With the increased timeout we have more stable runs now. There are still some other failures and we are looking into that.
khenaidoo
increasing the timeouts is ok for now. I have some thoughts about connection failure detection. Need to give try a few things… Will let you know if I find something this week ….
@Girish GC @teone While I can optimize the connection failure detection, it will still take time for the containers to communicate with each other (~5s-15s). The core sends the reconcile to the onu adapter once it can connect to it. The onu adapter will initiate the process by sending numerous OMCI messages to the olt adapter to proxy. If the latter cannot communicate the response to the ONU adapter then there will be a failure. By reducing the connection failure detection time all we are doing is reducing the time between an onu adapter receiving a reconcile request and the time the olt adapter establishing a connection to the onu adapter. There will still be a short interval where the failure can happen. Here are some options I am thinking around this situation:
- The ONU adapter sends OMCI messages to an OLT adapter only when the latter can reply back to it. This can be done via a streaming connection check. Note that the ONU adapter will need to have a retry mechanism for this as there will be failures after a restart.

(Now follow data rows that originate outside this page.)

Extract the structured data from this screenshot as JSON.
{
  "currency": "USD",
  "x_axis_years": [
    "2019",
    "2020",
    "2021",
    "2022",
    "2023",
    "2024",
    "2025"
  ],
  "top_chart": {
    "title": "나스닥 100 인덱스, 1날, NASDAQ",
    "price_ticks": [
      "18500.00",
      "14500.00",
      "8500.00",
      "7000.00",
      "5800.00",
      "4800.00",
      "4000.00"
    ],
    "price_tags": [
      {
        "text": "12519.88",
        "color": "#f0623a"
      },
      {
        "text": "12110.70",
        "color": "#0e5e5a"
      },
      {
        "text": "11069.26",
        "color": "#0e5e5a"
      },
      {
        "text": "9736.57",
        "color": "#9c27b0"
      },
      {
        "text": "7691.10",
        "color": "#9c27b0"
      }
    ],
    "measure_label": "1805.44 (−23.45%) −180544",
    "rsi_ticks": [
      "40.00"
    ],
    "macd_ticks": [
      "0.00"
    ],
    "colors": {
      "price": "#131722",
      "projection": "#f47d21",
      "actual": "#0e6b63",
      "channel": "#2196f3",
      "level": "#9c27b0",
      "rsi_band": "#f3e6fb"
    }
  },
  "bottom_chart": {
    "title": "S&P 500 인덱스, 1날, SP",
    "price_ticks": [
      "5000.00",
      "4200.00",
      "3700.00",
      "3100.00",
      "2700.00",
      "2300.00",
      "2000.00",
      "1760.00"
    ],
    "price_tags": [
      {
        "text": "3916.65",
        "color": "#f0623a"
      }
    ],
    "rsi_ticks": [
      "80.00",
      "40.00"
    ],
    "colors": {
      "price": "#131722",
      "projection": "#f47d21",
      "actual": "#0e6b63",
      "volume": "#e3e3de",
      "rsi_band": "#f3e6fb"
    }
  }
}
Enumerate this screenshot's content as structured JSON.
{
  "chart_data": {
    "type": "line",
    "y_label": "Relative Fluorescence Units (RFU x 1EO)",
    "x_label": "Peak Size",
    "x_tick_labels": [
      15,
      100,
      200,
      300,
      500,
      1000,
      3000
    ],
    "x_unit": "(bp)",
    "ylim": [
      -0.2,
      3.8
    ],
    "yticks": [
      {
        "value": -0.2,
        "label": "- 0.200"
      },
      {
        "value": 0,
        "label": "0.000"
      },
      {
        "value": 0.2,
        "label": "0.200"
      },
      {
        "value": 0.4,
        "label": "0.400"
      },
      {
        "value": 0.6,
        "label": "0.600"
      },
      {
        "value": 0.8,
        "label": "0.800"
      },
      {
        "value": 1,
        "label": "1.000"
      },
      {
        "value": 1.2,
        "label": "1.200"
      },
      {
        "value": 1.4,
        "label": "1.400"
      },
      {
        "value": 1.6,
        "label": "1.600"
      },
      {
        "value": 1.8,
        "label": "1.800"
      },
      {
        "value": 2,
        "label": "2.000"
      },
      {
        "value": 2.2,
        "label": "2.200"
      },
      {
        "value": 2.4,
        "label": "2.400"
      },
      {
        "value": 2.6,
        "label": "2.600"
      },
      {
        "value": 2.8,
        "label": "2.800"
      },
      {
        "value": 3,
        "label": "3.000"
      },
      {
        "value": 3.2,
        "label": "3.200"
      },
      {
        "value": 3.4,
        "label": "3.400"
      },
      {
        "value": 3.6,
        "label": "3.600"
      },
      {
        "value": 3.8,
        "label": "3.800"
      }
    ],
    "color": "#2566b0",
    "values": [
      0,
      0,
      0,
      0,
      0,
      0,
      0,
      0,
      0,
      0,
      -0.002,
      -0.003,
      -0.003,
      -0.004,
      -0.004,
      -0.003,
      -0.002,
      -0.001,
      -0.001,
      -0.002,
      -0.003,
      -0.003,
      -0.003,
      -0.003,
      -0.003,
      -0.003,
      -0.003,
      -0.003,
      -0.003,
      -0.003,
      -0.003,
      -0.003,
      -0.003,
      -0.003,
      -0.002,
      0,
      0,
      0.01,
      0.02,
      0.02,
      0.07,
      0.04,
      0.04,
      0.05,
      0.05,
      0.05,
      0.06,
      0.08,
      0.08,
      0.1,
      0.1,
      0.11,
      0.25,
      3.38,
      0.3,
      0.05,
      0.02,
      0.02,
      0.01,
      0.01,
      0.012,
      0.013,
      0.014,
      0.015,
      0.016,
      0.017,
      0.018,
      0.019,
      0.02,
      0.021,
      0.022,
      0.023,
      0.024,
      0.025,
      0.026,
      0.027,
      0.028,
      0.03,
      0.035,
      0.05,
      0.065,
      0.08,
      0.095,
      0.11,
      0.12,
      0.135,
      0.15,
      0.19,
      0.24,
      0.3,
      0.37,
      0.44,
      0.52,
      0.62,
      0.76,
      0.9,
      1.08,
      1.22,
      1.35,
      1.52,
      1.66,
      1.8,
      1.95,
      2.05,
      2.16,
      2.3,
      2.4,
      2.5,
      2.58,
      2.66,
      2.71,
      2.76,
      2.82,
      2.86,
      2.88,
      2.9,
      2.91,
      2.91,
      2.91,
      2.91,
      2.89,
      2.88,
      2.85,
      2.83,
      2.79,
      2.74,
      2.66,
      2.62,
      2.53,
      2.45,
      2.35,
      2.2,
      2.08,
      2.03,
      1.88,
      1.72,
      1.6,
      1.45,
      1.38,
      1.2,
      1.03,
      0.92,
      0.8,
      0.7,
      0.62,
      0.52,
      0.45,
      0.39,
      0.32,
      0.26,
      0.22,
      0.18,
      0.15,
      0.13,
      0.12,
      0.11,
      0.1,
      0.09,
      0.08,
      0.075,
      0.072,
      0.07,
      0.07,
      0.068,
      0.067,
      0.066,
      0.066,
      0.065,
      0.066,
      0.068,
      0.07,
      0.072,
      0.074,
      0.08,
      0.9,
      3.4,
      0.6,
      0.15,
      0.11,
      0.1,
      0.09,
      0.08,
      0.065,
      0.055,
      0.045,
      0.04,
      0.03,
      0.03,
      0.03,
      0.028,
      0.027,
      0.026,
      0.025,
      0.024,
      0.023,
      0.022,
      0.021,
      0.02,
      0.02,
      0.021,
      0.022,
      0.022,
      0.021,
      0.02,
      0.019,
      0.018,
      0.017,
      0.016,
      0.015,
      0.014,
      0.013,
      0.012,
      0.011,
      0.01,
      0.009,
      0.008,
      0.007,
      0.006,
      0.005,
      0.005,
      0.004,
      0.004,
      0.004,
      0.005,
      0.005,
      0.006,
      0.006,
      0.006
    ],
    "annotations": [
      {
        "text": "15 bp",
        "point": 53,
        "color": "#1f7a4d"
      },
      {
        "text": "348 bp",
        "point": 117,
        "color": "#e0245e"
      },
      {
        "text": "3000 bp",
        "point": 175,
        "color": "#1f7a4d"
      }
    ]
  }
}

- Move the OMCI proxy messaging entirely to GRPC streaming. This may be a better solution since “all” the OLT is doing taking a common OMCI message type from one channel and push it to the OLT app on the OLT device and sends the response back. I was contemplating doing this during the grpc migration but there are logic tied to the ordering of messages in the ONU adapter that was not right to do doing the grpc migration. This is something we can consider but it would need quite some work in the adapters, especially if we want multiple adapter instances support. Also, the retry mechanism on restarts will still be needed with the addition of establishing a streaming OMCI connection on start/restart. Given that we are a few weeks away from feature complete this may be best to do in a future release.
- Leave things as they are (maybe keep the timer at 30s) and optimize in a later release.
Girish GC
I am ok with option 3. Regarding option2, yes that could work, but please note that there are async omci indications too like alarm notifications, or attribute value change notifications (so it is not just req/resp).